If not meeting, the action of waving is intended to as negative interaction.

7. the limbs exchange method based on visual human as described in any one of claim 1-4, which is characterized in that when by regarding Feel ability detects wave action and the face and when headwork of user, preferentially using the face and headwork as no Fixed interaction is intended to.

8. a kind of program product, it includes for executing a series of of the method and step as described in any one of claim 1-7 Instruction.

9. a kind of visual human, which is characterized in that the visual human has specific virtual image and preset attribute, using such as right It is required that the method described in any one of 1-7 carries out multi-modal interaction.
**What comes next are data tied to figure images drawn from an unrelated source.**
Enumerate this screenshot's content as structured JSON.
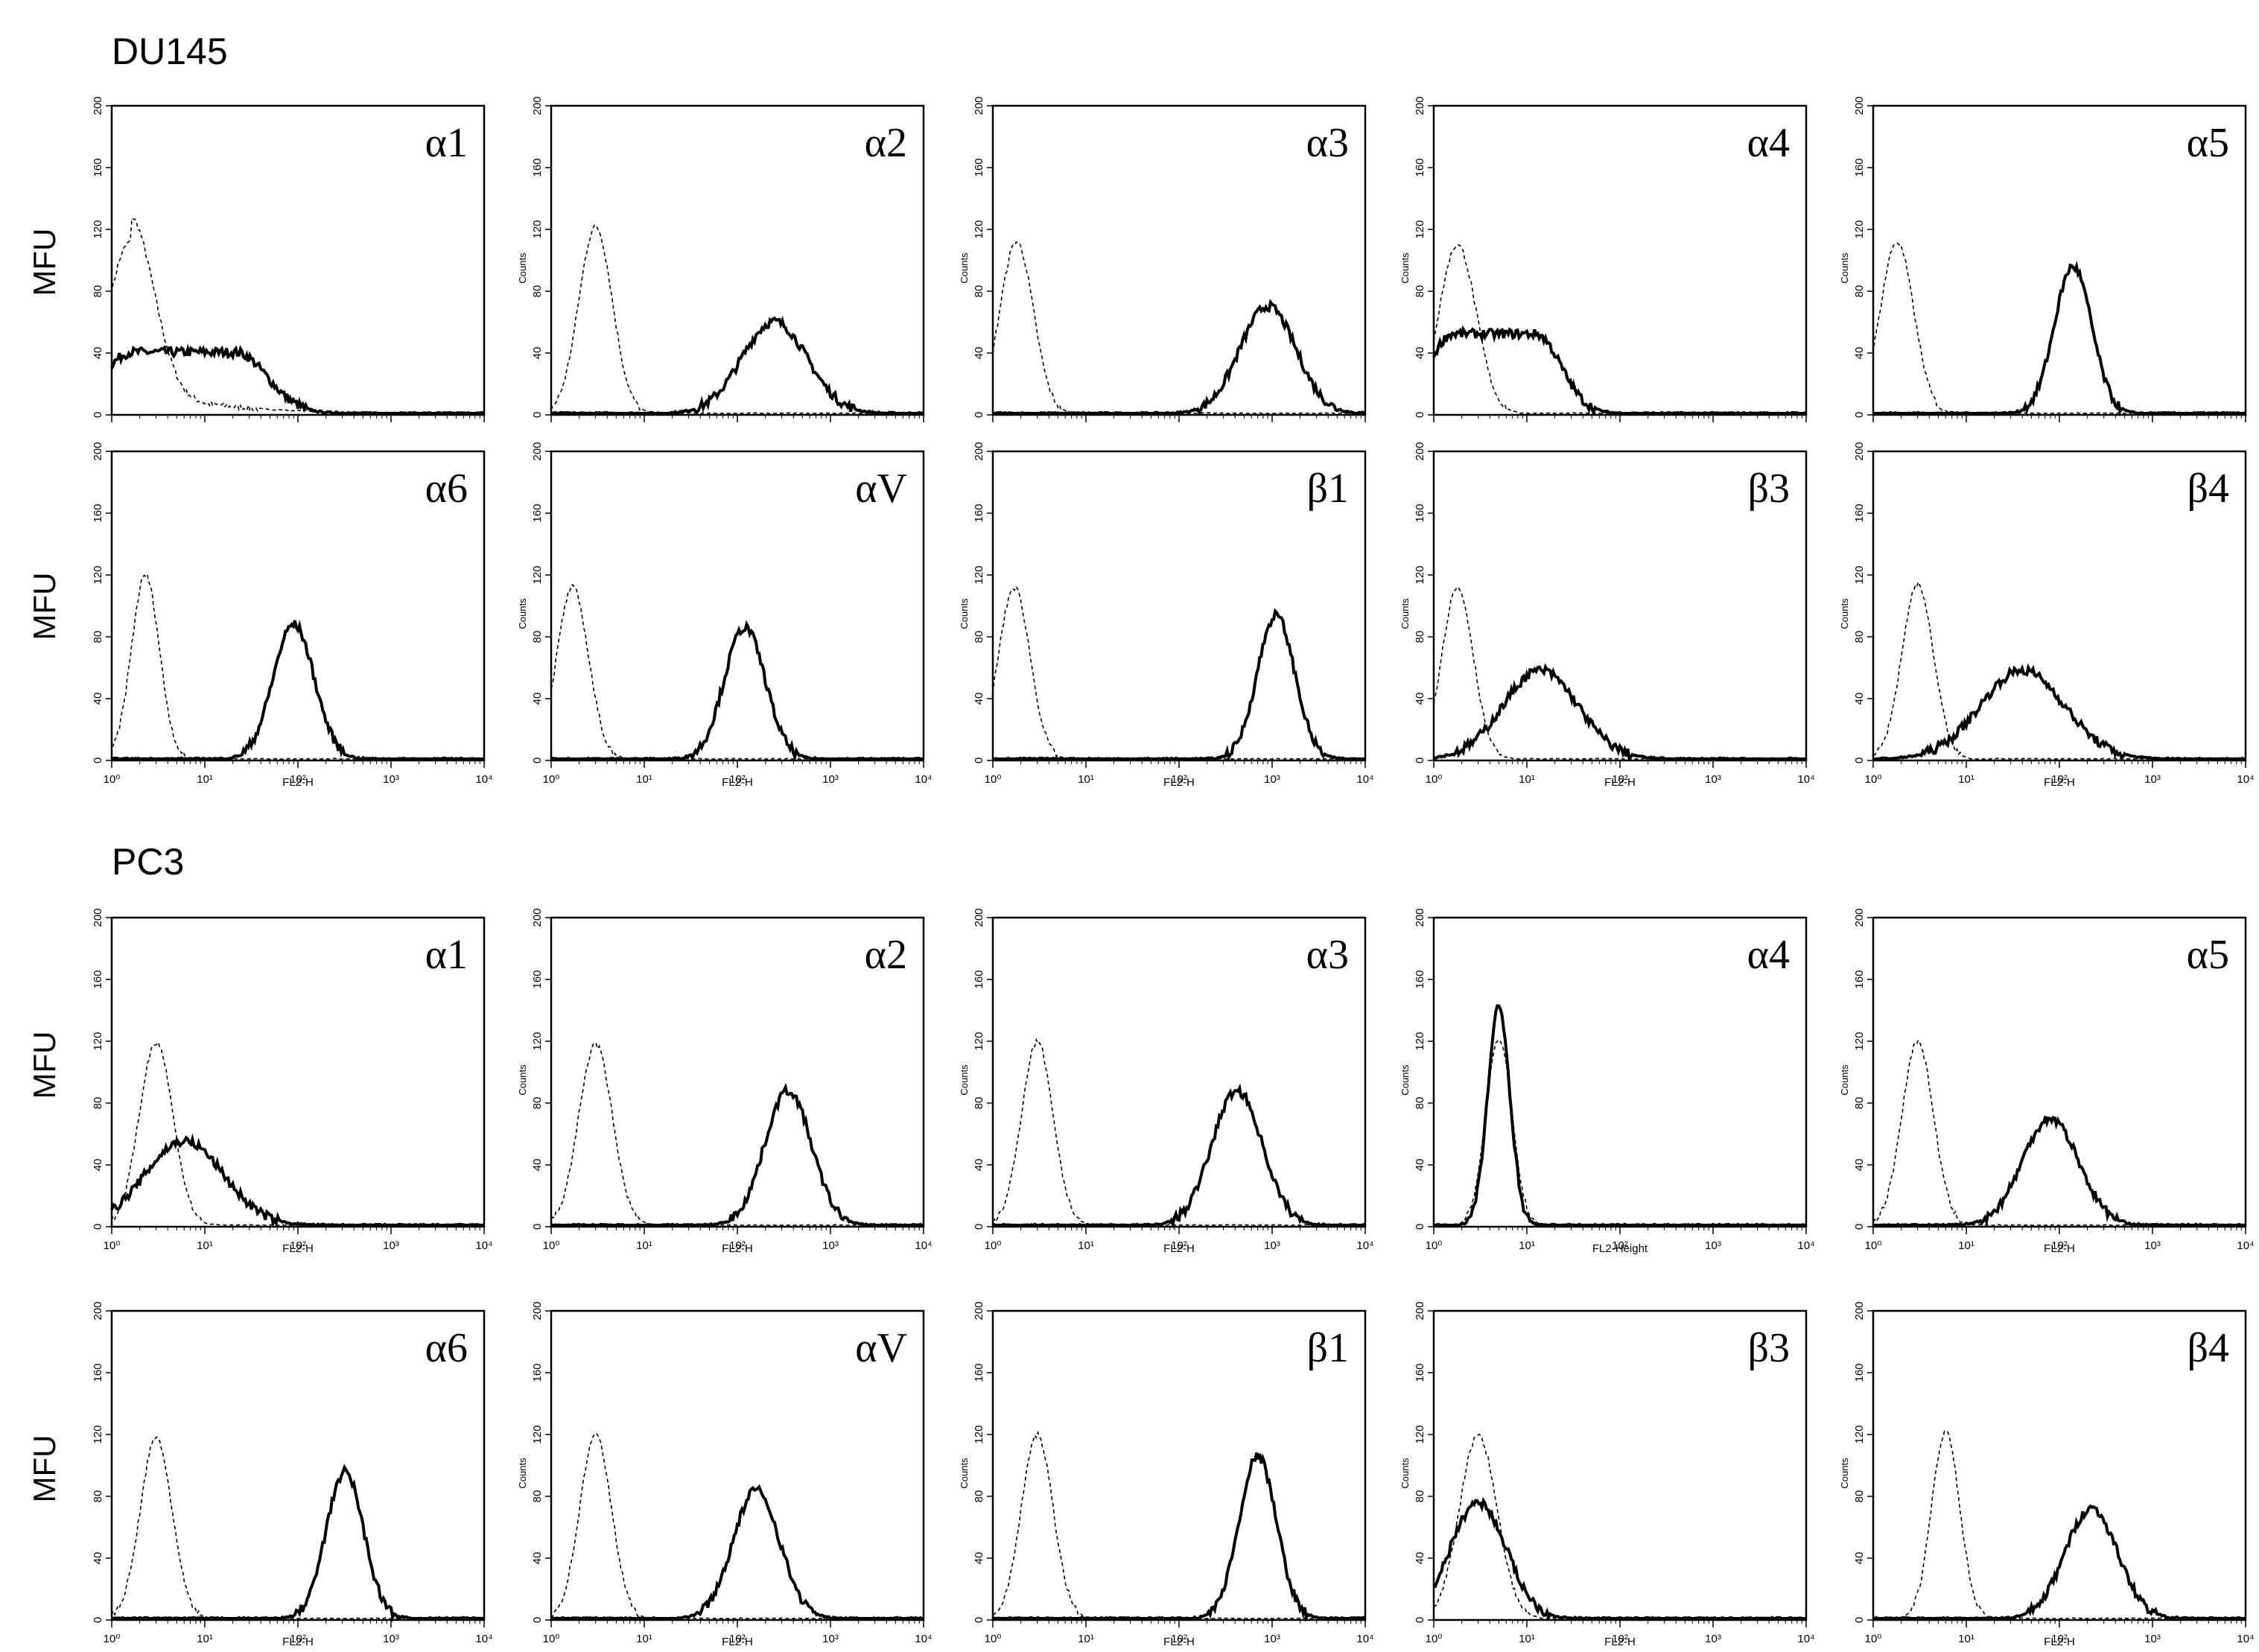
{
  "groups": [
    {
      "label": "DU145"
    },
    {
      "label": "PC3"
    }
  ],
  "y_axis_outer_label": "MFU",
  "chart_data": [
    {
      "group": "DU145",
      "panel": "α1",
      "type": "area",
      "xlabel": "",
      "ylabel": "",
      "xscale": "log",
      "xlim": [
        1,
        10000
      ],
      "ylim": [
        0,
        200
      ],
      "yticks": [
        0,
        40,
        80,
        120,
        160,
        200
      ],
      "xticks": [
        "10⁰",
        "10¹",
        "10²",
        "10³",
        "10⁴"
      ],
      "x_tick_labels_visible": false,
      "series": [
        {
          "style": "dashed",
          "peak_x": 1.6,
          "peak_y": 112,
          "width": 0.25,
          "tail": 0.15
        },
        {
          "style": "solid",
          "peak_x": 6,
          "peak_y": 40,
          "width": 0.5,
          "plateau": true
        }
      ]
    },
    {
      "group": "DU145",
      "panel": "α2",
      "type": "area",
      "xlabel": "",
      "ylabel": "Counts",
      "xscale": "log",
      "xlim": [
        1,
        10000
      ],
      "ylim": [
        0,
        200
      ],
      "yticks": [
        0,
        40,
        80,
        120,
        160,
        200
      ],
      "xticks": [
        "10⁰",
        "10¹",
        "10²",
        "10³",
        "10⁴"
      ],
      "x_tick_labels_visible": false,
      "series": [
        {
          "style": "dashed",
          "peak_x": 3,
          "peak_y": 122,
          "width": 0.18
        },
        {
          "style": "solid",
          "peak_x": 250,
          "peak_y": 60,
          "width": 0.35
        }
      ]
    },
    {
      "group": "DU145",
      "panel": "α3",
      "type": "area",
      "xlabel": "",
      "ylabel": "Counts",
      "xscale": "log",
      "xlim": [
        1,
        10000
      ],
      "ylim": [
        0,
        200
      ],
      "yticks": [
        0,
        40,
        80,
        120,
        160,
        200
      ],
      "xticks": [
        "10⁰",
        "10¹",
        "10²",
        "10³",
        "10⁴"
      ],
      "x_tick_labels_visible": false,
      "series": [
        {
          "style": "dashed",
          "peak_x": 1.8,
          "peak_y": 112,
          "width": 0.18
        },
        {
          "style": "solid",
          "peak_x": 900,
          "peak_y": 70,
          "width": 0.3
        }
      ]
    },
    {
      "group": "DU145",
      "panel": "α4",
      "type": "area",
      "xlabel": "",
      "ylabel": "Counts",
      "xscale": "log",
      "xlim": [
        1,
        10000
      ],
      "ylim": [
        0,
        200
      ],
      "yticks": [
        0,
        40,
        80,
        120,
        160,
        200
      ],
      "xticks": [
        "10⁰",
        "10¹",
        "10²",
        "10³",
        "10⁴"
      ],
      "x_tick_labels_visible": false,
      "series": [
        {
          "style": "dashed",
          "peak_x": 1.8,
          "peak_y": 110,
          "width": 0.2
        },
        {
          "style": "solid",
          "peak_x": 4.5,
          "peak_y": 52,
          "width": 0.4,
          "plateau": true
        }
      ]
    },
    {
      "group": "DU145",
      "panel": "α5",
      "type": "area",
      "xlabel": "",
      "ylabel": "Counts",
      "xscale": "log",
      "xlim": [
        1,
        10000
      ],
      "ylim": [
        0,
        200
      ],
      "yticks": [
        0,
        40,
        80,
        120,
        160,
        200
      ],
      "xticks": [
        "10⁰",
        "10¹",
        "10²",
        "10³",
        "10⁴"
      ],
      "x_tick_labels_visible": false,
      "series": [
        {
          "style": "dashed",
          "peak_x": 1.8,
          "peak_y": 112,
          "width": 0.18
        },
        {
          "style": "solid",
          "peak_x": 140,
          "peak_y": 96,
          "width": 0.2
        }
      ]
    },
    {
      "group": "DU145",
      "panel": "α6",
      "type": "area",
      "xlabel": "FL2-H",
      "ylabel": "",
      "xscale": "log",
      "xlim": [
        1,
        10000
      ],
      "ylim": [
        0,
        200
      ],
      "yticks": [
        0,
        40,
        80,
        120,
        160,
        200
      ],
      "xticks": [
        "10⁰",
        "10¹",
        "10²",
        "10³",
        "10⁴"
      ],
      "x_tick_labels_visible": true,
      "series": [
        {
          "style": "dashed",
          "peak_x": 2.3,
          "peak_y": 120,
          "width": 0.15
        },
        {
          "style": "solid",
          "peak_x": 90,
          "peak_y": 88,
          "width": 0.22
        }
      ]
    },
    {
      "group": "DU145",
      "panel": "αV",
      "type": "area",
      "xlabel": "FL2-H",
      "ylabel": "Counts",
      "xscale": "log",
      "xlim": [
        1,
        10000
      ],
      "ylim": [
        0,
        200
      ],
      "yticks": [
        0,
        40,
        80,
        120,
        160,
        200
      ],
      "xticks": [
        "10⁰",
        "10¹",
        "10²",
        "10³",
        "10⁴"
      ],
      "x_tick_labels_visible": true,
      "series": [
        {
          "style": "dashed",
          "peak_x": 1.7,
          "peak_y": 112,
          "width": 0.17
        },
        {
          "style": "solid",
          "peak_x": 120,
          "peak_y": 86,
          "width": 0.22
        }
      ]
    },
    {
      "group": "DU145",
      "panel": "β1",
      "type": "area",
      "xlabel": "FL2-H",
      "ylabel": "Counts",
      "xscale": "log",
      "xlim": [
        1,
        10000
      ],
      "ylim": [
        0,
        200
      ],
      "yticks": [
        0,
        40,
        80,
        120,
        160,
        200
      ],
      "xticks": [
        "10⁰",
        "10¹",
        "10²",
        "10³",
        "10⁴"
      ],
      "x_tick_labels_visible": true,
      "series": [
        {
          "style": "dashed",
          "peak_x": 1.7,
          "peak_y": 112,
          "width": 0.17
        },
        {
          "style": "solid",
          "peak_x": 1100,
          "peak_y": 94,
          "width": 0.2
        }
      ]
    },
    {
      "group": "DU145",
      "panel": "β3",
      "type": "area",
      "xlabel": "FL2-H",
      "ylabel": "Counts",
      "xscale": "log",
      "xlim": [
        1,
        10000
      ],
      "ylim": [
        0,
        200
      ],
      "yticks": [
        0,
        40,
        80,
        120,
        160,
        200
      ],
      "xticks": [
        "10⁰",
        "10¹",
        "10²",
        "10³",
        "10⁴"
      ],
      "x_tick_labels_visible": true,
      "series": [
        {
          "style": "dashed",
          "peak_x": 1.8,
          "peak_y": 112,
          "width": 0.17
        },
        {
          "style": "solid",
          "peak_x": 14,
          "peak_y": 58,
          "width": 0.4
        }
      ]
    },
    {
      "group": "DU145",
      "panel": "β4",
      "type": "area",
      "xlabel": "FL2-H",
      "ylabel": "Counts",
      "xscale": "log",
      "xlim": [
        1,
        10000
      ],
      "ylim": [
        0,
        200
      ],
      "yticks": [
        0,
        40,
        80,
        120,
        160,
        200
      ],
      "xticks": [
        "10⁰",
        "10¹",
        "10²",
        "10³",
        "10⁴"
      ],
      "x_tick_labels_visible": true,
      "series": [
        {
          "style": "dashed",
          "peak_x": 3,
          "peak_y": 114,
          "width": 0.17
        },
        {
          "style": "solid",
          "peak_x": 40,
          "peak_y": 58,
          "width": 0.45
        }
      ]
    },
    {
      "group": "PC3",
      "panel": "α1",
      "type": "area",
      "xlabel": "FL2-H",
      "ylabel": "",
      "xscale": "log",
      "xlim": [
        1,
        10000
      ],
      "ylim": [
        0,
        200
      ],
      "yticks": [
        0,
        40,
        80,
        120,
        160,
        200
      ],
      "xticks": [
        "10⁰",
        "10¹",
        "10²",
        "10³",
        "10⁴"
      ],
      "x_tick_labels_visible": true,
      "series": [
        {
          "style": "dashed",
          "peak_x": 3,
          "peak_y": 120,
          "width": 0.18
        },
        {
          "style": "solid",
          "peak_x": 6,
          "peak_y": 55,
          "width": 0.42
        }
      ]
    },
    {
      "group": "PC3",
      "panel": "α2",
      "type": "area",
      "xlabel": "FL2-H",
      "ylabel": "Counts",
      "xscale": "log",
      "xlim": [
        1,
        10000
      ],
      "ylim": [
        0,
        200
      ],
      "yticks": [
        0,
        40,
        80,
        120,
        160,
        200
      ],
      "xticks": [
        "10⁰",
        "10¹",
        "10²",
        "10³",
        "10⁴"
      ],
      "x_tick_labels_visible": true,
      "series": [
        {
          "style": "dashed",
          "peak_x": 3,
          "peak_y": 118,
          "width": 0.18
        },
        {
          "style": "solid",
          "peak_x": 350,
          "peak_y": 88,
          "width": 0.25
        }
      ]
    },
    {
      "group": "PC3",
      "panel": "α3",
      "type": "area",
      "xlabel": "FL2-H",
      "ylabel": "Counts",
      "xscale": "log",
      "xlim": [
        1,
        10000
      ],
      "ylim": [
        0,
        200
      ],
      "yticks": [
        0,
        40,
        80,
        120,
        160,
        200
      ],
      "xticks": [
        "10⁰",
        "10¹",
        "10²",
        "10³",
        "10⁴"
      ],
      "x_tick_labels_visible": true,
      "series": [
        {
          "style": "dashed",
          "peak_x": 3,
          "peak_y": 120,
          "width": 0.17
        },
        {
          "style": "solid",
          "peak_x": 420,
          "peak_y": 88,
          "width": 0.27
        }
      ]
    },
    {
      "group": "PC3",
      "panel": "α4",
      "type": "area",
      "xlabel": "FL2-Height",
      "ylabel": "Counts",
      "xscale": "log",
      "xlim": [
        1,
        10000
      ],
      "ylim": [
        0,
        200
      ],
      "yticks": [
        0,
        40,
        80,
        120,
        160,
        200
      ],
      "xticks": [
        "10⁰",
        "10¹",
        "10²",
        "10³",
        "10⁴"
      ],
      "x_tick_labels_visible": true,
      "series": [
        {
          "style": "dashed",
          "peak_x": 5,
          "peak_y": 122,
          "width": 0.14
        },
        {
          "style": "solid",
          "peak_x": 5,
          "peak_y": 142,
          "width": 0.12
        }
      ]
    },
    {
      "group": "PC3",
      "panel": "α5",
      "type": "area",
      "xlabel": "FL2-H",
      "ylabel": "Counts",
      "xscale": "log",
      "xlim": [
        1,
        10000
      ],
      "ylim": [
        0,
        200
      ],
      "yticks": [
        0,
        40,
        80,
        120,
        160,
        200
      ],
      "xticks": [
        "10⁰",
        "10¹",
        "10²",
        "10³",
        "10⁴"
      ],
      "x_tick_labels_visible": true,
      "series": [
        {
          "style": "dashed",
          "peak_x": 3,
          "peak_y": 120,
          "width": 0.17
        },
        {
          "style": "solid",
          "peak_x": 80,
          "peak_y": 70,
          "width": 0.3
        }
      ]
    },
    {
      "group": "PC3",
      "panel": "α6",
      "type": "area",
      "xlabel": "FL2-H",
      "ylabel": "",
      "xscale": "log",
      "xlim": [
        1,
        10000
      ],
      "ylim": [
        0,
        200
      ],
      "yticks": [
        0,
        40,
        80,
        120,
        160,
        200
      ],
      "xticks": [
        "10⁰",
        "10¹",
        "10²",
        "10³",
        "10⁴"
      ],
      "x_tick_labels_visible": true,
      "series": [
        {
          "style": "dashed",
          "peak_x": 3,
          "peak_y": 118,
          "width": 0.17
        },
        {
          "style": "solid",
          "peak_x": 320,
          "peak_y": 96,
          "width": 0.2
        }
      ]
    },
    {
      "group": "PC3",
      "panel": "αV",
      "type": "area",
      "xlabel": "FL2-H",
      "ylabel": "Counts",
      "xscale": "log",
      "xlim": [
        1,
        10000
      ],
      "ylim": [
        0,
        200
      ],
      "yticks": [
        0,
        40,
        80,
        120,
        160,
        200
      ],
      "xticks": [
        "10⁰",
        "10¹",
        "10²",
        "10³",
        "10⁴"
      ],
      "x_tick_labels_visible": true,
      "series": [
        {
          "style": "dashed",
          "peak_x": 3,
          "peak_y": 120,
          "width": 0.17
        },
        {
          "style": "solid",
          "peak_x": 160,
          "peak_y": 84,
          "width": 0.25
        }
      ]
    },
    {
      "group": "PC3",
      "panel": "β1",
      "type": "area",
      "xlabel": "FL2-H",
      "ylabel": "Counts",
      "xscale": "log",
      "xlim": [
        1,
        10000
      ],
      "ylim": [
        0,
        200
      ],
      "yticks": [
        0,
        40,
        80,
        120,
        160,
        200
      ],
      "xticks": [
        "10⁰",
        "10¹",
        "10²",
        "10³",
        "10⁴"
      ],
      "x_tick_labels_visible": true,
      "series": [
        {
          "style": "dashed",
          "peak_x": 3,
          "peak_y": 120,
          "width": 0.17
        },
        {
          "style": "solid",
          "peak_x": 700,
          "peak_y": 106,
          "width": 0.2
        }
      ]
    },
    {
      "group": "PC3",
      "panel": "β3",
      "type": "area",
      "xlabel": "FL2-H",
      "ylabel": "Counts",
      "xscale": "log",
      "xlim": [
        1,
        10000
      ],
      "ylim": [
        0,
        200
      ],
      "yticks": [
        0,
        40,
        80,
        120,
        160,
        200
      ],
      "xticks": [
        "10⁰",
        "10¹",
        "10²",
        "10³",
        "10⁴"
      ],
      "x_tick_labels_visible": true,
      "series": [
        {
          "style": "dashed",
          "peak_x": 3,
          "peak_y": 120,
          "width": 0.2
        },
        {
          "style": "solid",
          "peak_x": 3,
          "peak_y": 76,
          "width": 0.3
        }
      ]
    },
    {
      "group": "PC3",
      "panel": "β4",
      "type": "area",
      "xlabel": "FL2-H",
      "ylabel": "Counts",
      "xscale": "log",
      "xlim": [
        1,
        10000
      ],
      "ylim": [
        0,
        200
      ],
      "yticks": [
        0,
        40,
        80,
        120,
        160,
        200
      ],
      "xticks": [
        "10⁰",
        "10¹",
        "10²",
        "10³",
        "10⁴"
      ],
      "x_tick_labels_visible": true,
      "series": [
        {
          "style": "dashed",
          "peak_x": 6,
          "peak_y": 122,
          "width": 0.15
        },
        {
          "style": "solid",
          "peak_x": 220,
          "peak_y": 72,
          "width": 0.28
        }
      ]
    }
  ]
}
10. a kind of limbs interactive system based on visual human, which is characterized in that the system includes：

Smart machine is mounted with visual human as claimed in claim 9 thereon, for obtaining multi-modal interaction data, and has Natural language understanding, visual perception, the ability for touching perception, language voice output, emotional facial expressions action output；

High in the clouds brain is used to carry out semantic understanding, visual identity, cognition calculating and emotion to the multi-modal interaction data It calculates, multi-modal interaction data is exported with visual human described in decision.